19 janvier 1806, le début du racket napoléonien, jour de deuil à Venise !


.Quelqu'un a proposé de faire du 19 janvier, un jour de deuil pour Venise. La raison ? Il y a exactement deux cents ans, jour pour jour, Napoléon revenait à Venise dix ans après sa première razzia.

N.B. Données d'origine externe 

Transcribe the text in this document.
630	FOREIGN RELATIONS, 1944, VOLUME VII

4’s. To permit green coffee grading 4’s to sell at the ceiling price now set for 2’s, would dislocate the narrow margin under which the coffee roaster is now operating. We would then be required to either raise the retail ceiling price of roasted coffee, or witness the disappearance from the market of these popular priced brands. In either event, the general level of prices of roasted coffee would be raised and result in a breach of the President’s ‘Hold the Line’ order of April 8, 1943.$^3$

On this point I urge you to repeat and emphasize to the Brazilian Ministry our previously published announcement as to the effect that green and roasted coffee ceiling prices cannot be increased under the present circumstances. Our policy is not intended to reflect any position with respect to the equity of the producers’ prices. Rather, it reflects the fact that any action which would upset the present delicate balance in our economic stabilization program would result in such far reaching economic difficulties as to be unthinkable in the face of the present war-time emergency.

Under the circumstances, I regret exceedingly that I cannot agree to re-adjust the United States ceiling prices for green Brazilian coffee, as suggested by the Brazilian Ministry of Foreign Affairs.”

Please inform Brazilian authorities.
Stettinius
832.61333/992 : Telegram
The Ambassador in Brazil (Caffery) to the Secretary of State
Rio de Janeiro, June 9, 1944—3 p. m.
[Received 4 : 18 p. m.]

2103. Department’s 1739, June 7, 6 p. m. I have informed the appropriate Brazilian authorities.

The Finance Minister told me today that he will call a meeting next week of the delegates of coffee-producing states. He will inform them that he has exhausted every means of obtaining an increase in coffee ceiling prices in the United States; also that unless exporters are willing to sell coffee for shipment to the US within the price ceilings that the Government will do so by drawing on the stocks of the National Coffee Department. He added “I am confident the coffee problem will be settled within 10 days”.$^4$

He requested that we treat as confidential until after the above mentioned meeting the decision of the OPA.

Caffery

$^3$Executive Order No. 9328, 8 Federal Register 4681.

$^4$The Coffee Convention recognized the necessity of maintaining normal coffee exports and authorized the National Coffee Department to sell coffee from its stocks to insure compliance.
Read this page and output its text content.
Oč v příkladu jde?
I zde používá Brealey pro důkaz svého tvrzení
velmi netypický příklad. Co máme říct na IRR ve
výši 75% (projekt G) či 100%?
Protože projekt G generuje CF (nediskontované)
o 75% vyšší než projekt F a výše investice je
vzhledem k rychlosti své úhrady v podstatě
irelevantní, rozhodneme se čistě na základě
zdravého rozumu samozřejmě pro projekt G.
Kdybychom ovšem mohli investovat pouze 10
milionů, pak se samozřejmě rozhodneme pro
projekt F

Devenu le premier empereur républicain de l'histoire, entouré d'une pompe éminemment supérieure à celle des doges que seulement Bokassa, l'empereur africain fantoche surpassera au XXe siècle, avec l'aide de Valéry Giscard d'Estaing (vous savez celui au joli nom d'emprunt, comme disait le général de Gaulle), n'ayant plus les Habsbourg sur les bras, Bonaparte put faire enfin main basse sur la ville, réalisant ce qu'Attila ne put faire : il pilla systématiquement tous les trésors de la Sérénissime mais aussi mit en place une politique de racket maffieuse enevrs les habitants. Il bouleversa tout, ruina tout. Il fit abattre des quartiers entiers, des églises, des palais, réalisant de nouvelles avenues comme la Via Eugenia (aujourd'hui la Via Garibaldi).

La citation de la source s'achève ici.